Both are using acpi, sysfs, evms2, etc.

> 
> You didn't mention that the boot process failed because the root partition
> was not found, that's very important.
> 

Yes, root is on an evms partition. So i need to load the kernel and evms2 module in memory to access root partition. Only /boot stays on an ext2 partition. Swap is on its own standalone evms container. I guess it is not necessary any longer.

> Are you using the genkernel package?
> 

Yes that makes more sense than doing all the job by hand ;). Really a great tool.I'm using sys-kernel/genkernel-3.3.11d. Works great.

here is the command: 
genkernel --gensplash --gensplash-res=1024x768 --no-install --no-clean --evms2 --kerneldir=/usr/src/linux all

the genkernel.conf is standard except for CACHE_DIR="/var/genkernel/pkg/%%ARCH%%"

> What happens if you do not use any initramfs/initrd for your kernel?
> 

Of course, it's impossible for the kernel to find the root partition ;)
I cannot pass the first step when the modules are called in memory (/dev/ram).
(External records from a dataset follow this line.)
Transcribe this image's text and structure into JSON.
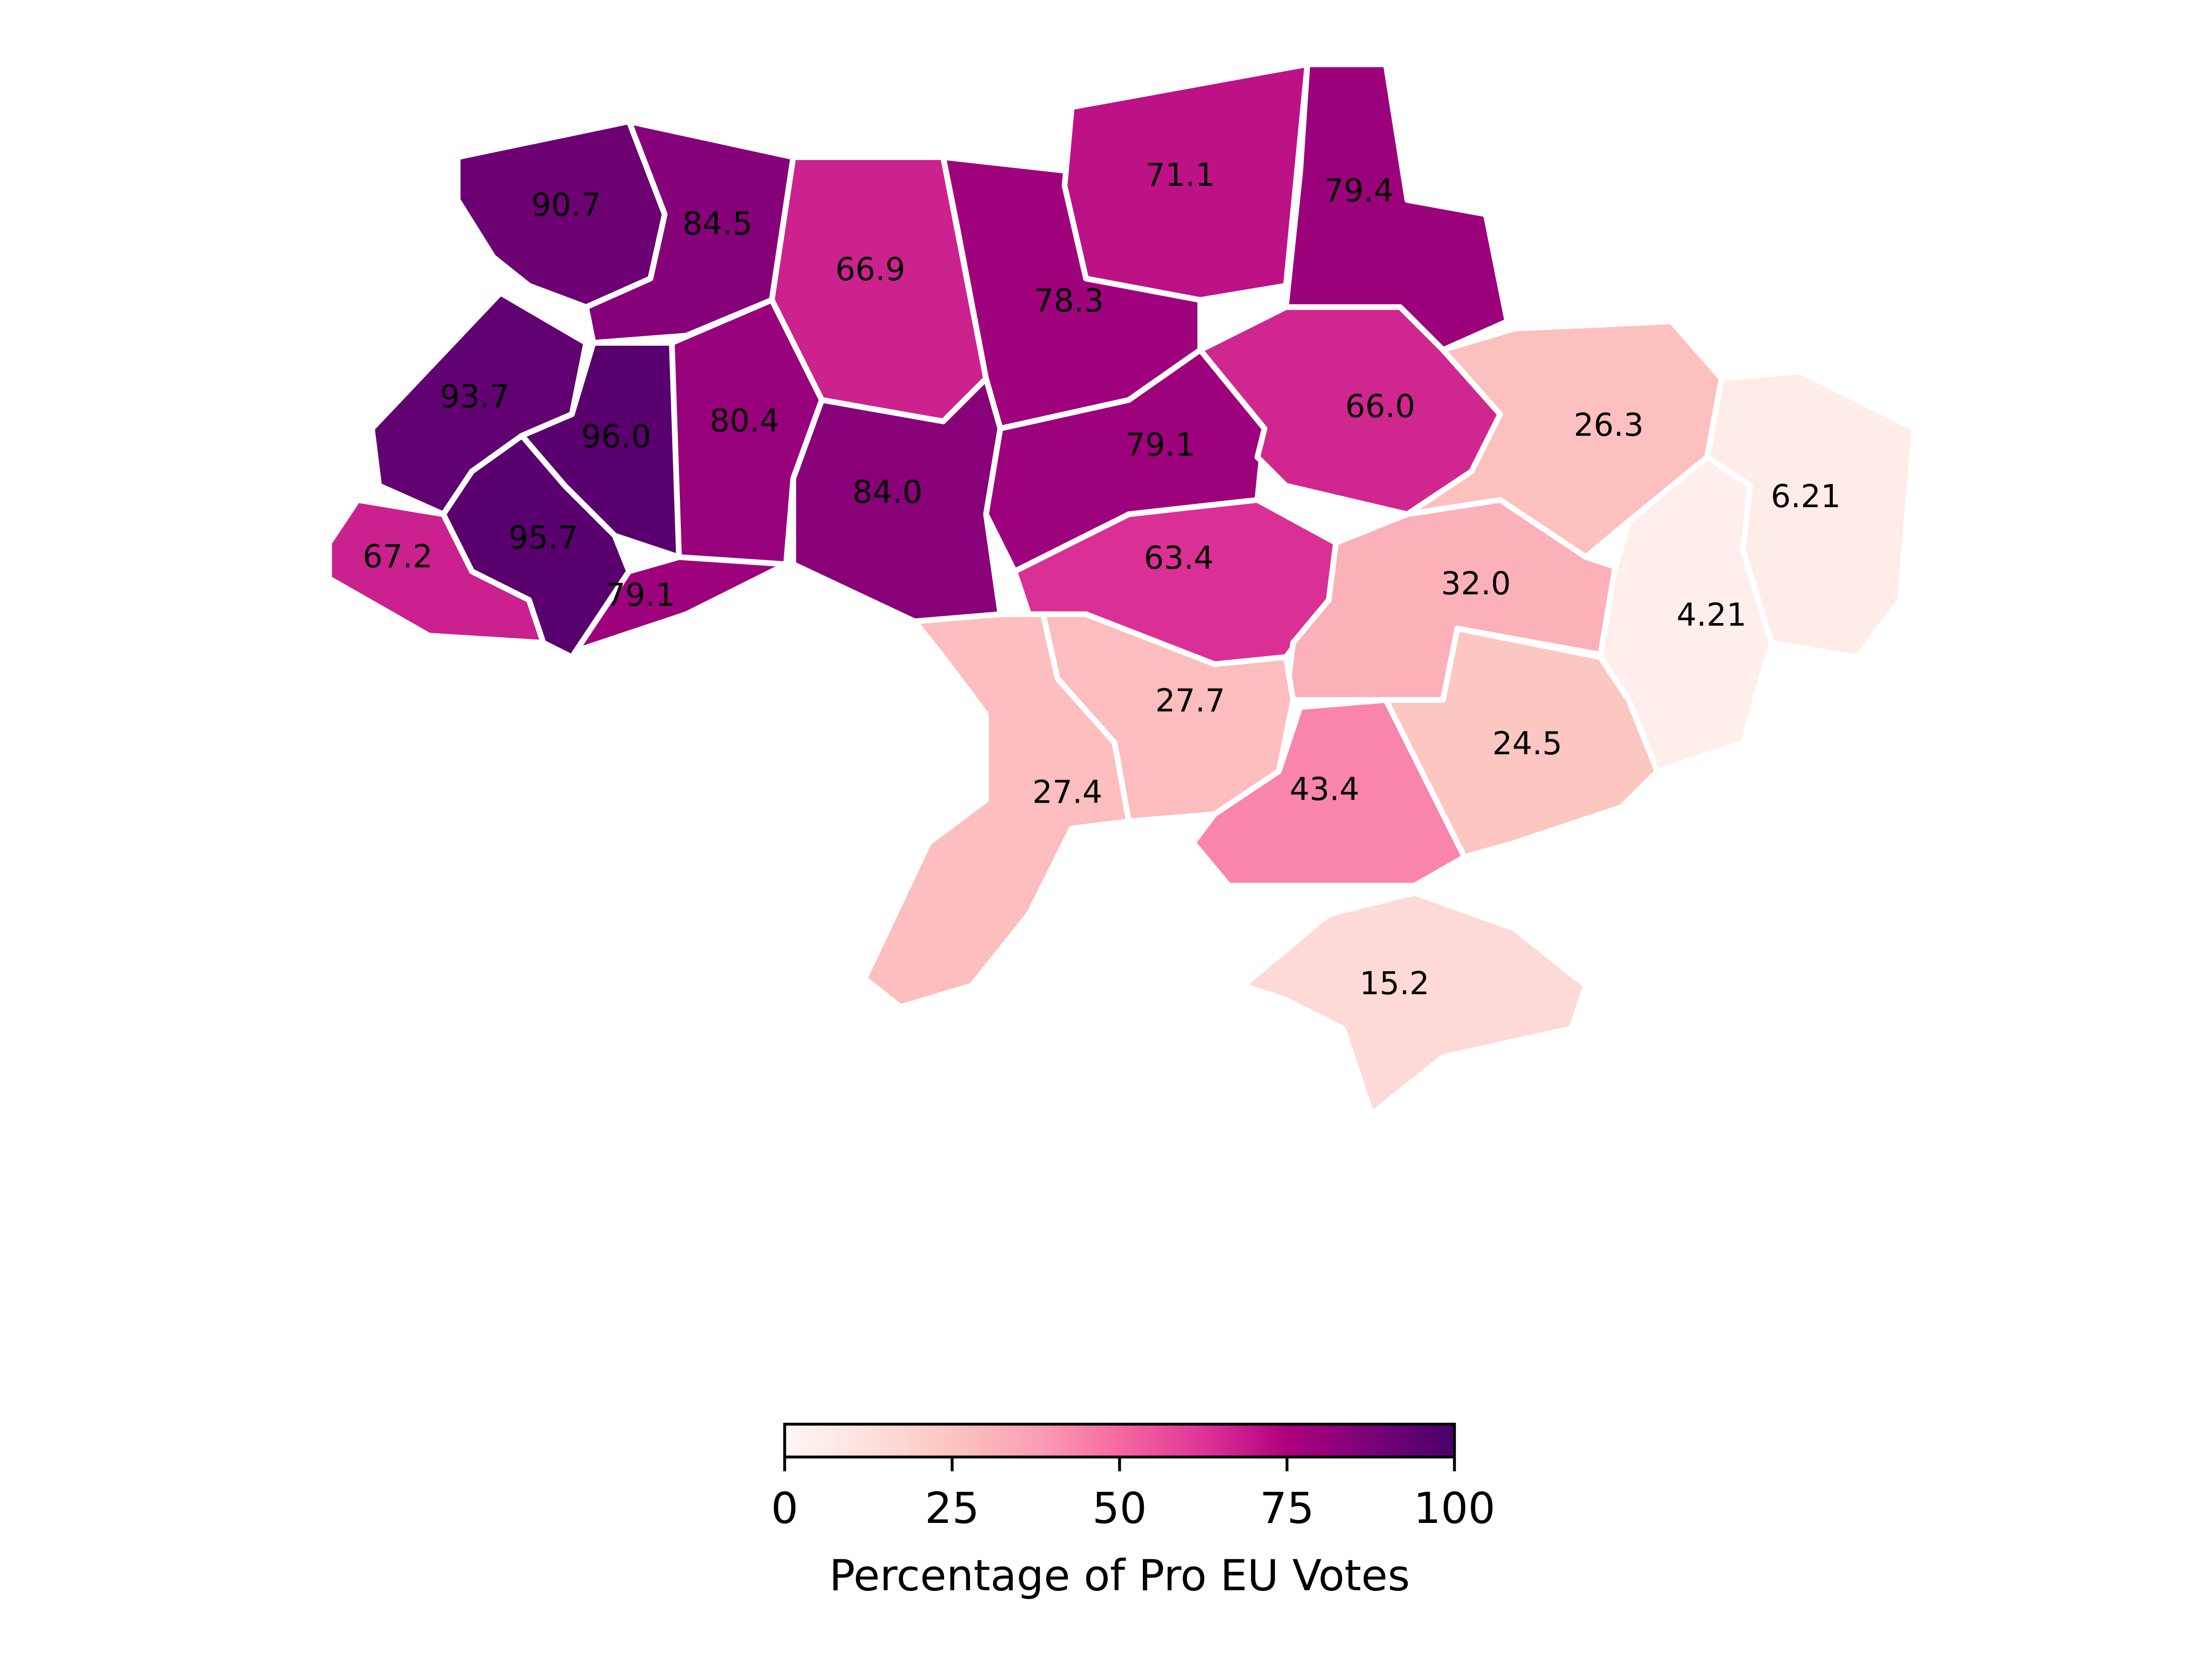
{
  "chart_data": {
    "type": "choropleth",
    "values": [
      90.7,
      84.5,
      66.9,
      78.3,
      71.1,
      79.4,
      93.7,
      96.0,
      80.4,
      84.0,
      79.1,
      66.0,
      26.3,
      6.21,
      67.2,
      95.7,
      79.1,
      63.4,
      32.0,
      4.21,
      27.7,
      27.4,
      43.4,
      24.5,
      15.2
    ],
    "value_labels": [
      "90.7",
      "84.5",
      "66.9",
      "78.3",
      "71.1",
      "79.4",
      "93.7",
      "96.0",
      "80.4",
      "84.0",
      "79.1",
      "66.0",
      "26.3",
      "6.21",
      "67.2",
      "95.7",
      "79.1",
      "63.4",
      "32.0",
      "4.21",
      "27.7",
      "27.4",
      "43.4",
      "24.5",
      "15.2"
    ],
    "colormap": "RdPu",
    "clim": [
      0,
      100
    ],
    "colorbar": {
      "label": "Percentage of Pro EU Votes",
      "ticks": [
        0,
        25,
        50,
        75,
        100
      ]
    }
  }
}
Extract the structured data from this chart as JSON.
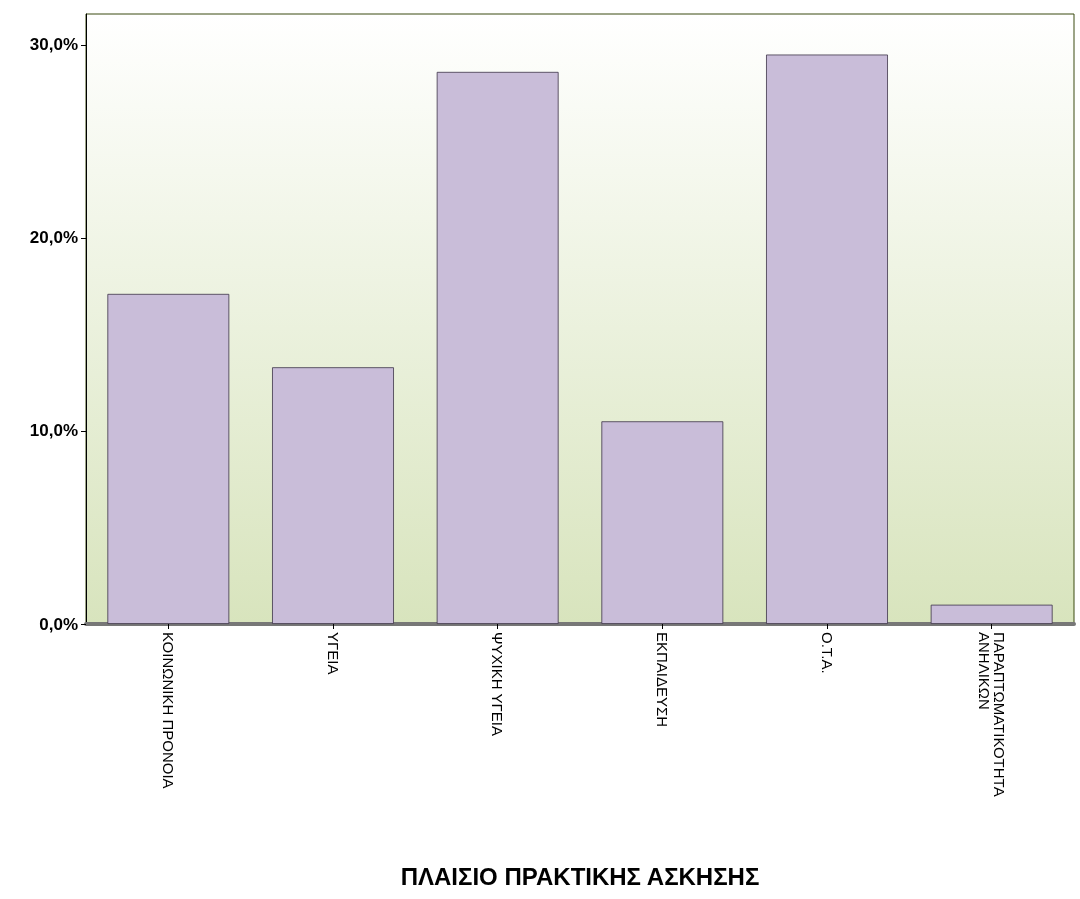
{
  "chart_data": {
    "type": "bar",
    "xlabel": "ΠΛΑΙΣΙΟ ΠΡΑΚΤΙΚΗΣ ΑΣΚΗΣΗΣ",
    "categories": [
      "ΚΟΙΝΩΝΙΚΗ ΠΡΟΝΟΙΑ",
      "ΥΓΕΙΑ",
      "ΨΥΧΙΚΗ ΥΓΕΙΑ",
      "ΕΚΠΑΙΔΕΥΣΗ",
      "Ο.Τ.Α.",
      "ΠΑΡΑΠΤΩΜΑΤΙΚΟΤΗΤΑ\nΑΝΗΛΙΚΩΝ"
    ],
    "values": [
      17.1,
      13.3,
      28.6,
      10.5,
      29.5,
      1.0
    ],
    "color": "#c9bdd9",
    "ylim": [
      0,
      31.6
    ],
    "yticks": [
      {
        "value": 0,
        "label": "0,0%"
      },
      {
        "value": 10,
        "label": "10,0%"
      },
      {
        "value": 20,
        "label": "20,0%"
      },
      {
        "value": 30,
        "label": "30,0%"
      }
    ],
    "grid": false
  }
}
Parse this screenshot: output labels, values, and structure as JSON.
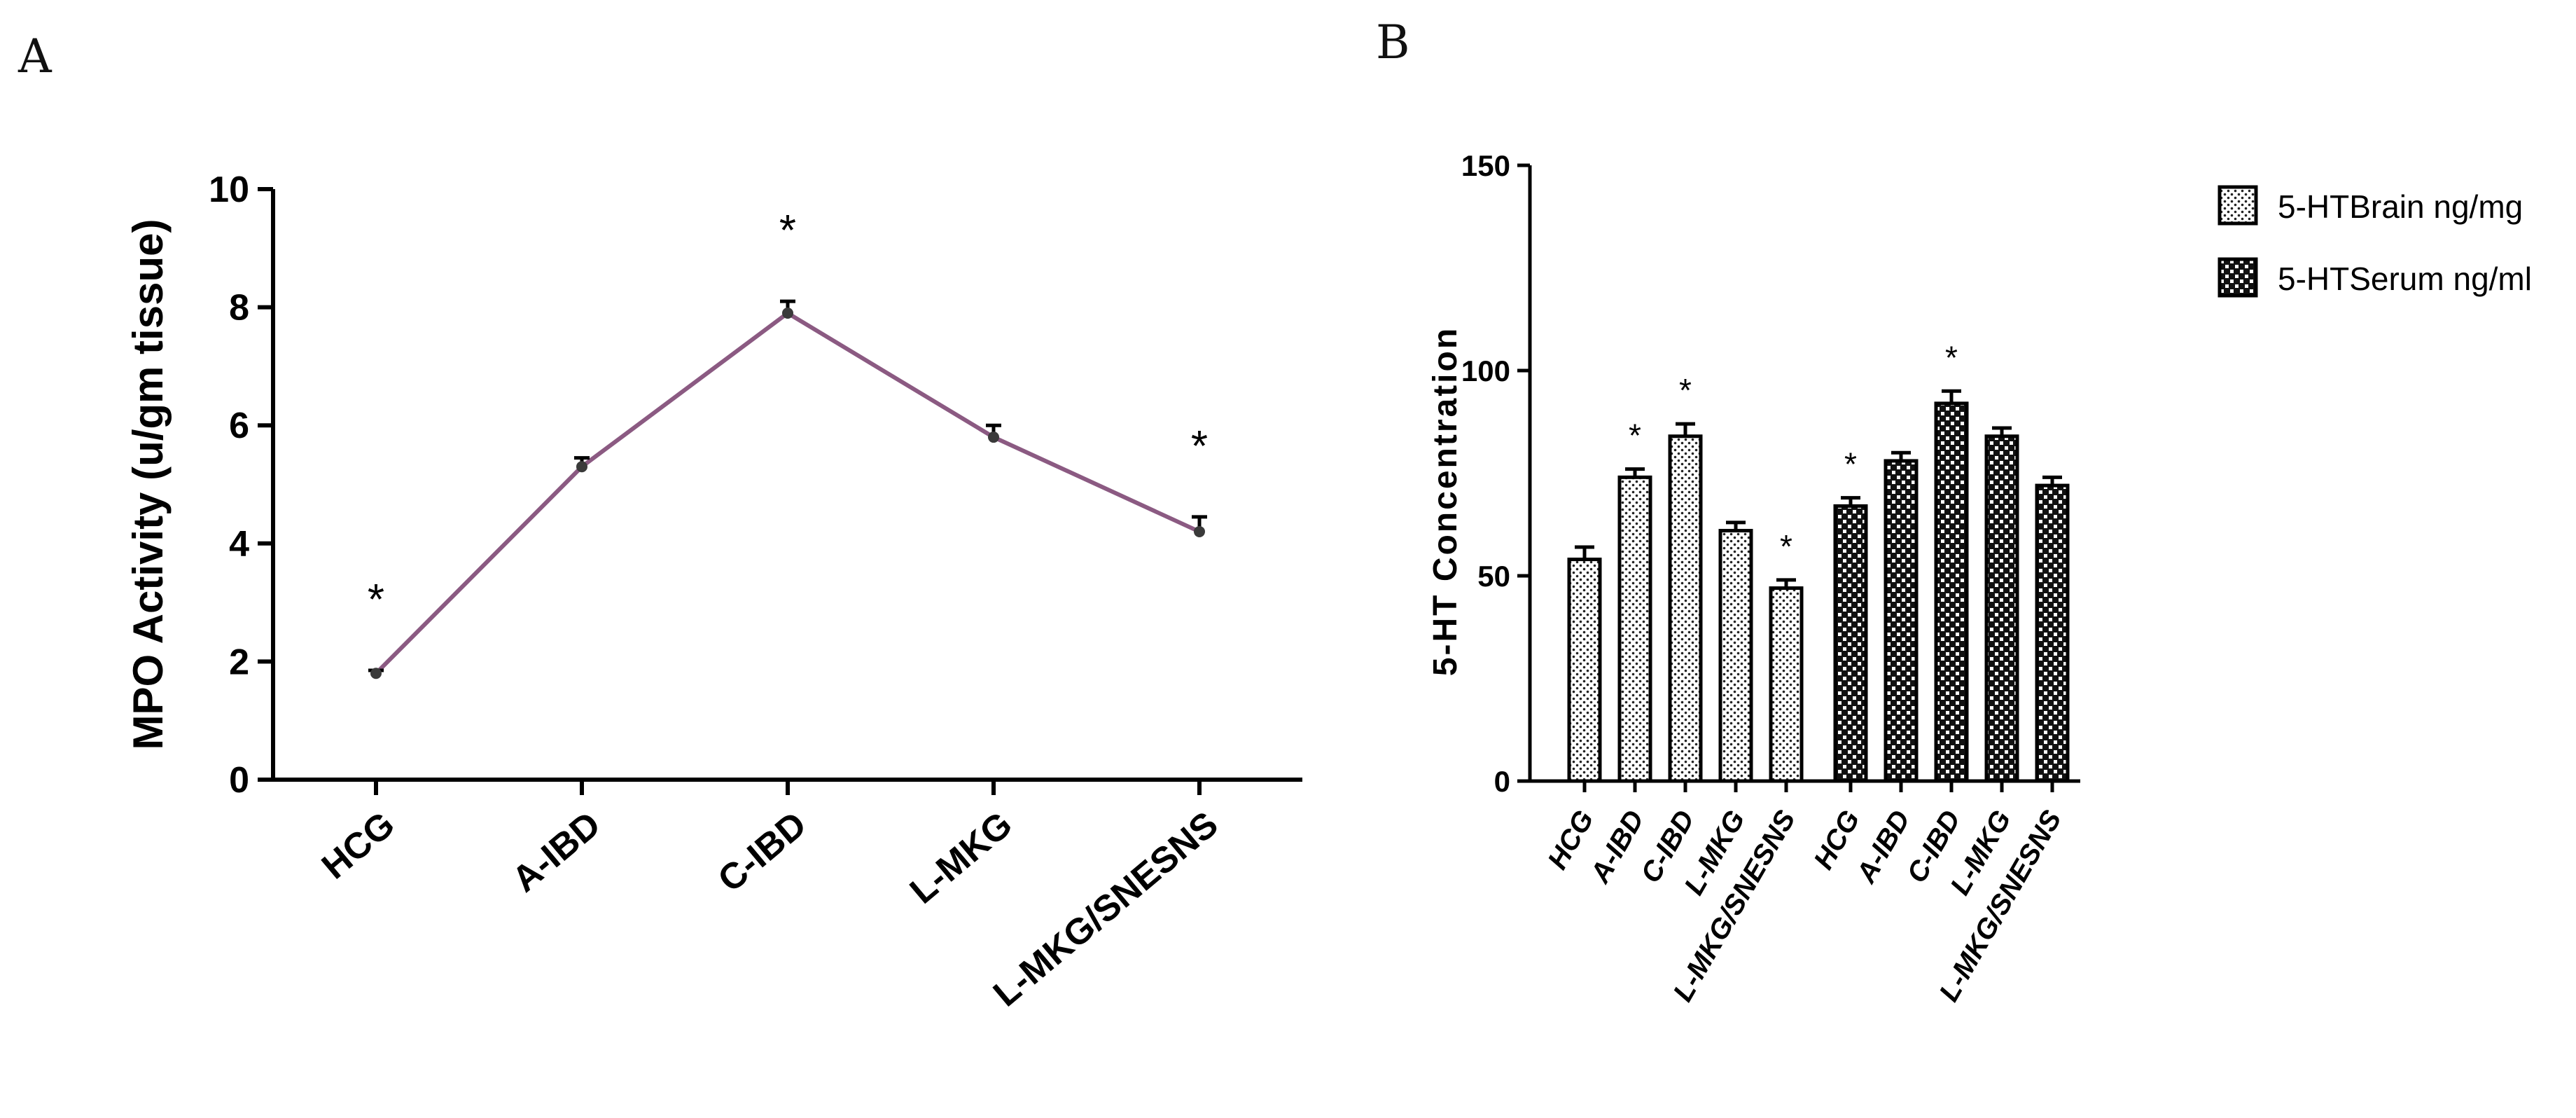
{
  "panels": {
    "a": "A",
    "b": "B"
  },
  "chart_data": [
    {
      "type": "line",
      "panel": "A",
      "ylabel": "MPO Activity (u/gm tissue)",
      "xlabel": "",
      "categories": [
        "HCG",
        "A-IBD",
        "C-IBD",
        "L-MKG",
        "L-MKG/SNESNS"
      ],
      "values": [
        1.8,
        5.3,
        7.9,
        5.8,
        4.2
      ],
      "errors": [
        0.05,
        0.15,
        0.2,
        0.2,
        0.25
      ],
      "yticks": [
        "0",
        "2",
        "4",
        "6",
        "8",
        "10"
      ],
      "ylim": [
        0,
        10
      ],
      "significance": [
        "*",
        "",
        "*",
        "",
        "*"
      ],
      "line_color": "#8b5a82"
    },
    {
      "type": "bar",
      "panel": "B",
      "ylabel": "5-HT Concentration",
      "xlabel": "",
      "categories": [
        "HCG",
        "A-IBD",
        "C-IBD",
        "L-MKG",
        "L-MKG/SNESNS"
      ],
      "series": [
        {
          "name": "5-HTBrain ng/mg",
          "values": [
            54,
            74,
            84,
            61,
            47
          ],
          "errors": [
            3,
            2,
            3,
            2,
            2
          ],
          "significance": [
            "",
            "*",
            "*",
            "",
            "*"
          ],
          "pattern": "dots"
        },
        {
          "name": "5-HTSerum ng/ml",
          "values": [
            67,
            78,
            92,
            84,
            72
          ],
          "errors": [
            2,
            2,
            3,
            2,
            2
          ],
          "significance": [
            "*",
            "",
            "*",
            "",
            ""
          ],
          "pattern": "checker"
        }
      ],
      "yticks": [
        "0",
        "50",
        "100",
        "150"
      ],
      "ylim": [
        0,
        150
      ],
      "legend_position": "top-right"
    }
  ]
}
When the issue occurs the evms root partition is mounted. so it couldn't be related with the evms module since it is already loaded.
Comment 7 Jimmy.Jazz 2006-06-29 10:05:34 UTC
Hello,

i'm not sure what really append but after remerging the whole world with gcc 4.1.1 instead gcc 4.2, the problem vanished. Probably the -03 flag or whatever gcc 4.2 optimizations could have corrupt the udevtrigger code. The problem has  only affected the amd xp 32bit computer.

My flag was:
CFLAGS="-march=athlon-xp -O3 -pipe"


Jj
Comment 8 Greg Kroah-Hartman (RETIRED) gentoo-dev 2006-08-30 21:17:54 UTC
Then this was a compiler issue.  Closing bug.